1.235, 517-18. John Mackinnon Robertson, The Saxon and the Celt: A Study in Sociology, (London: University Press, Limited, 1897), pp. 197, 199. BL 8155.eee.4
Extracts from John Mackinnon Robertson, The Saxon and the Celt (1897).
In his chapter ‘Mommsen and Richey on Gauls and Irish’, Robertson analyses a passage from Professor Richey’s Lectures on the History of Ireland (1869), which includes Richey’s reflections on Irish ‘discontinuity of thought’. Unlike Stephen, who practises a Parnellite self-control at 1.215-26, for example, Mulligan appears to dramatize his own subjectivity precisely in terms of this stereotype:
As contrasted with the Teuton, the Celt possesses a peculiar susceptibility of emotion, and a peculiar rapidity of perception, so much that it may be almost said that an idea has passed away from the mind of a Celt before a Saxon begins to understand it at all. But this has an unfortunate result in practice, because it too often amounts to an incapacity of holding an idea for a long period…. The Celt conceives ideas rapidly and clearly, but forgets them as easily. He is brilliant, but not persevering; his thoughts are vivid but not enduring.
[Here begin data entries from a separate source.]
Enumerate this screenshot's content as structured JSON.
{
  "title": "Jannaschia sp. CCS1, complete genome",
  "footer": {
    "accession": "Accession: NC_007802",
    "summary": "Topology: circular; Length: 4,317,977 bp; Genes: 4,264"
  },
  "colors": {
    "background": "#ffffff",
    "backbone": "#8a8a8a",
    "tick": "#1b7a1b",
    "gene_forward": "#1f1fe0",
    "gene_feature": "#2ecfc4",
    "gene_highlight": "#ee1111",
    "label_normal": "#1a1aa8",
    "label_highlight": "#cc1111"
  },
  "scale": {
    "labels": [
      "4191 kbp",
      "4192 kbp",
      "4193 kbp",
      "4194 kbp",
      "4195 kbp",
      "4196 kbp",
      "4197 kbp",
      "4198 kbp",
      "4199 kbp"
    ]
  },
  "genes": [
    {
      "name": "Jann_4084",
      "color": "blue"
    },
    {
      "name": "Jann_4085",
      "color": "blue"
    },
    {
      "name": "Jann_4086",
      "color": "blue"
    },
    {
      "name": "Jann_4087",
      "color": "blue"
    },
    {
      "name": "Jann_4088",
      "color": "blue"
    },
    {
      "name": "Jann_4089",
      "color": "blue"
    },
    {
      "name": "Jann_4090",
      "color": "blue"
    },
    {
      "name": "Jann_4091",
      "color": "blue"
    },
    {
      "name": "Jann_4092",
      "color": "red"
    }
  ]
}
Mr Richey was here, doubtless, contrasting the Irish peasant class, as he knew it, with either the English peasant class or the English educated classes. He seems to have confused vivacity and mobility of temperament with disconnectedness of thought. The latter defect is common to the majority of mankind, and goes as often with temperamental slowness as with temperamental quickness. It is probably true that the people of Ireland and of France are as a rule more vivacious than the people of England. The cause for such differences is to be looked for in (1) influences of climate and beverages, and (2) influences of political events, including massacres and rebellions, on the nervous system of a race; such effects being probably heritable, Weismann notwithstanding.